On May 12 and 13, Department of Microbiology and Immunology professors Lindsay Eltis, Jim Sun, and Yossef Av-Gay hosted the 2025 Pacific Tuberculosis Pathogenesis and Host-Response Research Retreat (PacTB). This meeting brings together the west coast community of researchers studying tuberculosis (TB), which is caused by the bacterium Mycobacterium tuberculosis (Mtb), as well as other infections associated with non-tuberculosis mycobacteria. “The goal is to foster collaboration to advance diagnosis, treatment, and prevention of disease. The meeting is also trainee-focused and endeavors to provide them with networking opportunities in a relaxed atmosphere. Thus, a second major objective is empowering and mentoring the next generation of scientists,” Eltis said.
While often perceived as a disease that disappeared in the 1800s, TB remains a very real threat. It is the leading cause of death by an infectious pathogen and latently affects approximately one-fourth of the global population — with more than 80 percent of cases and deaths occurring in low- and middle-income countries. In Canada, TB is especially prevalent within Indigenous Communities, with infection rates among the Inuit People approaching levels seen in places where the disease is endemic. “Drug-resistant strains have contributed to making TB a global health emergency,” Eltis said. “Novel therapies are urgently needed for shorter, efficacious treatment.”
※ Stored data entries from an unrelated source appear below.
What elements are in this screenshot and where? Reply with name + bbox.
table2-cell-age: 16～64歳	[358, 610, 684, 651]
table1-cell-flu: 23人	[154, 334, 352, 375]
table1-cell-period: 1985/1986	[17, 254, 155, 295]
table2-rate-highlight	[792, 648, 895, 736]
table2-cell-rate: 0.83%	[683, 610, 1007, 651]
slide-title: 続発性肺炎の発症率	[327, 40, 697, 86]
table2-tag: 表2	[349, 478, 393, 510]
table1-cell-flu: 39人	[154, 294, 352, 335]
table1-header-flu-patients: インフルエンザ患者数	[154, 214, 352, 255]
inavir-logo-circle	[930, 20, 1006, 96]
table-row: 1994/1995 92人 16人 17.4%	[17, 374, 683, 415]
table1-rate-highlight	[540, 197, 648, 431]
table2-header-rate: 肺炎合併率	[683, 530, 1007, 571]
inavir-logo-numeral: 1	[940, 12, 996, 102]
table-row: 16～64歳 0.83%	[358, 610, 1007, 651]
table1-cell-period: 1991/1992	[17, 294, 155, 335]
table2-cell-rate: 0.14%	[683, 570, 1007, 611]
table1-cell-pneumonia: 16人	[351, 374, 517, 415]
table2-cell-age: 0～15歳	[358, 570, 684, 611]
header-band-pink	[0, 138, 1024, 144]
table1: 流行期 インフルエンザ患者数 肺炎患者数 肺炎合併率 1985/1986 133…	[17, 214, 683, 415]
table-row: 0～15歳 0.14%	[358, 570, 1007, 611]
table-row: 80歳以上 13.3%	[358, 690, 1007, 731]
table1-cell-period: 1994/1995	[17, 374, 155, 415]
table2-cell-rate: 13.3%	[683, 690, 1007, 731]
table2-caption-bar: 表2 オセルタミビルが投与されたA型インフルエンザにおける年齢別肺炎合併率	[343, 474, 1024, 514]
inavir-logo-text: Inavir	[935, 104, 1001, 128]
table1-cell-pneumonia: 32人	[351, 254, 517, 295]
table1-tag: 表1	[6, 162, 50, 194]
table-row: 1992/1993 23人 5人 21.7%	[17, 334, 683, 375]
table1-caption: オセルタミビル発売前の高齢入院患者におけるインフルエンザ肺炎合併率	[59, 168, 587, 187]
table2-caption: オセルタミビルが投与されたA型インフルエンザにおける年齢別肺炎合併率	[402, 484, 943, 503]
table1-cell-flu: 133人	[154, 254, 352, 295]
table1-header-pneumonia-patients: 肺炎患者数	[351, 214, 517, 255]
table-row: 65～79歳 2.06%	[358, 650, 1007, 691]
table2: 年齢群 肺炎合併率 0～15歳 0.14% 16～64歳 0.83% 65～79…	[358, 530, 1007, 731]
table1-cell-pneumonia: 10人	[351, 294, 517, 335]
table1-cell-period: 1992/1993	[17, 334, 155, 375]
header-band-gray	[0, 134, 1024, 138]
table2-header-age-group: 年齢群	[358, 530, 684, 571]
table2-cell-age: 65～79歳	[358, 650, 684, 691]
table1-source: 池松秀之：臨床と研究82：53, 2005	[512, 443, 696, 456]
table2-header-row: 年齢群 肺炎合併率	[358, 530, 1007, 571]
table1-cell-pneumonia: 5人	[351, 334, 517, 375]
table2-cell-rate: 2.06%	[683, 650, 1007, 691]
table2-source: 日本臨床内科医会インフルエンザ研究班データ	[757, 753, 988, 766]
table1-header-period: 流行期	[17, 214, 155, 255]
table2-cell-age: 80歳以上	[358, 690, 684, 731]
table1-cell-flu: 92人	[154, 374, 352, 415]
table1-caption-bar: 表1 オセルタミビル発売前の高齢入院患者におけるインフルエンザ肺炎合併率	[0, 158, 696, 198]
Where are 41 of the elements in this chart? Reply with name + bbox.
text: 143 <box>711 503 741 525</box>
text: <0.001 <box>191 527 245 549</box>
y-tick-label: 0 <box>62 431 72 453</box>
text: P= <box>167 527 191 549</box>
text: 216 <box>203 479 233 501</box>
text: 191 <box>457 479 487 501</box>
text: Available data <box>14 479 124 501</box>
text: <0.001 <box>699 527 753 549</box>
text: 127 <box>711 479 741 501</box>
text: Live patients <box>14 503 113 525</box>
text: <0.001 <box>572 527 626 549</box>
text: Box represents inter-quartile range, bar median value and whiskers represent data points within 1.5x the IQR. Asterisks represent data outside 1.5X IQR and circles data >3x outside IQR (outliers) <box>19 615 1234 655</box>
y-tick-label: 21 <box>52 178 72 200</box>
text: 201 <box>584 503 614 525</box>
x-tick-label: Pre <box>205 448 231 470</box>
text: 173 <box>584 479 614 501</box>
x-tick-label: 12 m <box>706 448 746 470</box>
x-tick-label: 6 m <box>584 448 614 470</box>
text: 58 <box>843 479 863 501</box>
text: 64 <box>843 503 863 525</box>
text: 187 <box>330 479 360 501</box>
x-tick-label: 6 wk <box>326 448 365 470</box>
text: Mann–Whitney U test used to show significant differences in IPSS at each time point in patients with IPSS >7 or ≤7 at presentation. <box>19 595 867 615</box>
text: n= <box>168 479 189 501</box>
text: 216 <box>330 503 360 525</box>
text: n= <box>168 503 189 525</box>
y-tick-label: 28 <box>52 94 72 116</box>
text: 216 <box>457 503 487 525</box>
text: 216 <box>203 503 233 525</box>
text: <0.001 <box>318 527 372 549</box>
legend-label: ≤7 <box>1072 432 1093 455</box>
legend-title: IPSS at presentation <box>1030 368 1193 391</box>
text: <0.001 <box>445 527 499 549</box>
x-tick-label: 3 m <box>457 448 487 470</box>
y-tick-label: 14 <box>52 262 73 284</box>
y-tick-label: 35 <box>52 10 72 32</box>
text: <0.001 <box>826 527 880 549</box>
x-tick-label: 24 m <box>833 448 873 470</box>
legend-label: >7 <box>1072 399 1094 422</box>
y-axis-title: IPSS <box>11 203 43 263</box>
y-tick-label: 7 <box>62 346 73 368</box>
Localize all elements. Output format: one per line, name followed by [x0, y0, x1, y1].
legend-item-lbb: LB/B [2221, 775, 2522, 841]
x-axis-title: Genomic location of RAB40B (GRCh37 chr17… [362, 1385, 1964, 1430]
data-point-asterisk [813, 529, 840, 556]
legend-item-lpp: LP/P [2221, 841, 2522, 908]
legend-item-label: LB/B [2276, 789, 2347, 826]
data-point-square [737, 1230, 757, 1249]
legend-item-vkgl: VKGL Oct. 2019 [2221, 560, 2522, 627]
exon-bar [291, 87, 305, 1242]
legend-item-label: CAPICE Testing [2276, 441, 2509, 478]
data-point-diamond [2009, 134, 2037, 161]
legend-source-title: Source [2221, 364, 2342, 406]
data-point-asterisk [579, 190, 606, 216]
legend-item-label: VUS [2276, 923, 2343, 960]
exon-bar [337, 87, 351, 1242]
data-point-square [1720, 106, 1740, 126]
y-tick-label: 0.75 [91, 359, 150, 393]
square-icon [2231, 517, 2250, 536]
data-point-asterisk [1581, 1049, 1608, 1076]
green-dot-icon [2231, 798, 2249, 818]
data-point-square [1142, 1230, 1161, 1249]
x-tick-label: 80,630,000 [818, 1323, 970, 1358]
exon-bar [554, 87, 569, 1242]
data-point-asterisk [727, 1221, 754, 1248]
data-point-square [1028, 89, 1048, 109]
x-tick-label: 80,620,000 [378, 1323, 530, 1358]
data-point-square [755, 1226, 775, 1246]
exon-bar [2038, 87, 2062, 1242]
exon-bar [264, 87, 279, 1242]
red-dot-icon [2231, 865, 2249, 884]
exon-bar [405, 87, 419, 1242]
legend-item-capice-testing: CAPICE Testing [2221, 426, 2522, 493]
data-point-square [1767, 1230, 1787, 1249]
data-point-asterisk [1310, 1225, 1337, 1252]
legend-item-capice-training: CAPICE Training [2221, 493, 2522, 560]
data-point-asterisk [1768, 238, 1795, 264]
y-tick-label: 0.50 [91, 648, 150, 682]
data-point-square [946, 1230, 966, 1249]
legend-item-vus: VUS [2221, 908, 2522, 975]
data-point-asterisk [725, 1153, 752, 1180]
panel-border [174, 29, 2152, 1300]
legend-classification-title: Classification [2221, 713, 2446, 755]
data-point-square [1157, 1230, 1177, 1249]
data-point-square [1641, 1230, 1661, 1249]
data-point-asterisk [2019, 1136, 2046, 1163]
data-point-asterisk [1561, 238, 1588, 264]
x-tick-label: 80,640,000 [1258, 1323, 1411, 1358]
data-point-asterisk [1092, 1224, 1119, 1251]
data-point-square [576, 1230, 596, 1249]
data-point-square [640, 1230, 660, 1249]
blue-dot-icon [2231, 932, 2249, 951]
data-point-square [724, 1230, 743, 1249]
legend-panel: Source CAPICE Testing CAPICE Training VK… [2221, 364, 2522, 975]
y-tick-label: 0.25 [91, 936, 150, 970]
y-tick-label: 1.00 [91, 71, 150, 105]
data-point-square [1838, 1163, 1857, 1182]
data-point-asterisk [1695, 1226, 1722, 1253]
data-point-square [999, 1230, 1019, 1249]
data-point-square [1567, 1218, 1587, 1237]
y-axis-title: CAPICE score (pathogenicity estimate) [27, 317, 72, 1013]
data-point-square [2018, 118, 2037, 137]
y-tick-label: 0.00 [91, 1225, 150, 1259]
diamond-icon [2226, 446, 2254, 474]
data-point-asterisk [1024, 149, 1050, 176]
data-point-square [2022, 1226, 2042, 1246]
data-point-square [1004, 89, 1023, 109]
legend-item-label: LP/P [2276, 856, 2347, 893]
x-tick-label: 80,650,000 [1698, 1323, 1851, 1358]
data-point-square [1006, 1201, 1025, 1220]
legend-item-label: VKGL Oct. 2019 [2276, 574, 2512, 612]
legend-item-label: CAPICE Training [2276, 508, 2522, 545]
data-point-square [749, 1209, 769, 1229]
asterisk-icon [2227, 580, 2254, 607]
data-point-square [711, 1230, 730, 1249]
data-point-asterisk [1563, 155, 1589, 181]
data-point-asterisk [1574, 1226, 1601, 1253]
Two researchers from the Department of Microbiology and Immunology gave oral presentations on how they are working toward this aim. Julia Kleetz, a post-doctoral researcher in Eltis’s lab, presented her research investigating how and why Mtb synthesizes a class of lipids known as oxazolones. Mtb produces a diverse array of lipids that form a protective cell envelope which helps the pathogen to persist within and ultimately harm the host. Kleetz is interested in understanding how oxazolone synthesis might contribute to the bacterium’s unique capacity for destruction and how it could serve as a target for new TB therapeutics.
It was not known that bacteria could synthesize oxazolones until 2021, when researchers first identified a cluster of bacterial genes encoding a protein pathway that produces these lipids. This gene cluster belongs to the proteobacteria category of bacteria, which does not include Mtb, but Eltis’s team wondered if groups of genes with a similar evolutionary history might exist in Mtb. They used bioinformatic analysis to identify one such gene cluster in Mtb, and by expressing the cluster in a model organism, observed that the bacterium uses these genes to make oxazolones by modifying the amino acid tyrosine. Kleetz took the same approach to identify an additional gene cluster in Mtb that produces oxazolones from the amino acid tryptophan. “Mtb can produce those oxazolones via two pathways, which emphasizes that they must be of some importance for the bacteria,” Kleetz said.
Kleetz isolated genes encoding individual proteins in these oxazolone synthesis pathways and tested their activity as purified proteins and in different combinations in the model organism. While these experiments illuminated the mechanism by which Mtb produces oxazolones, the function of these lipids remains unclear. Kleetz has evaluated the hypotheses that Mtb produces oxazolones to respond to stress conditions, to facilitate the formation of surface-accumulated microbial communities, or to kill other bacteria that compete for resources, all with negative results. Kleetz next plans to test whether the lipids might be involved in Mtb signalling or scavenging functions.
Leah-Rankine Wilson, a PhD candidate in the Av-Gay lab, presented her research on the dynamic intracellular processes that unfold during the tug-of-war between Mtb and the host’s immune system. Upon infection, macrophage immune cells engulf Mtb, trap it within a membrane bubble known as a phagosome, and acidify the interior of the bubble to kill the bacterium. Mtb launches a unique defense mechanism against this attack, secreting a protein that that blocks the cellular machinery responsible for phagosome acidification. But while biological inhibition of acidification is necessary for Mtb survival, Rankine-Wilson's studies suggest that chemical inhibition could actually kill the bacterium.
Rankine-Wilson happened upon this unexpected observation while developing a high-content microscopy-based tool to measure phagosome acidification and Mtb growth. She treated infected macrophages with a chemical compound known to inhibit phagosome acidification and discovered that, even while blocking acid-induced death, the compound killed the bacterium. “This finding highlights the complexity of host-pathogen interactions with respect to acidification,” she said.
While this chemical inhibitor has not shown direct antimicrobial activity in the petri dish, Rankine-Wilson is investigating ways in which it may adopt antimicrobial capabilities once inside the host. She has uncovered evidence that the compound may be transformed into an active antibiotic within the immune cell, alter the host response in a way that drives the death of infected cells, and interfere with the bacterial defense mechanisms that are critical for intracellular survival.
Rankine-Wilson's work reveals a new strategy toward improved TB treatment. "I hope my research will contribute to making current antibiotics more effective when administered alongside these acid-reducing compounds,” she said.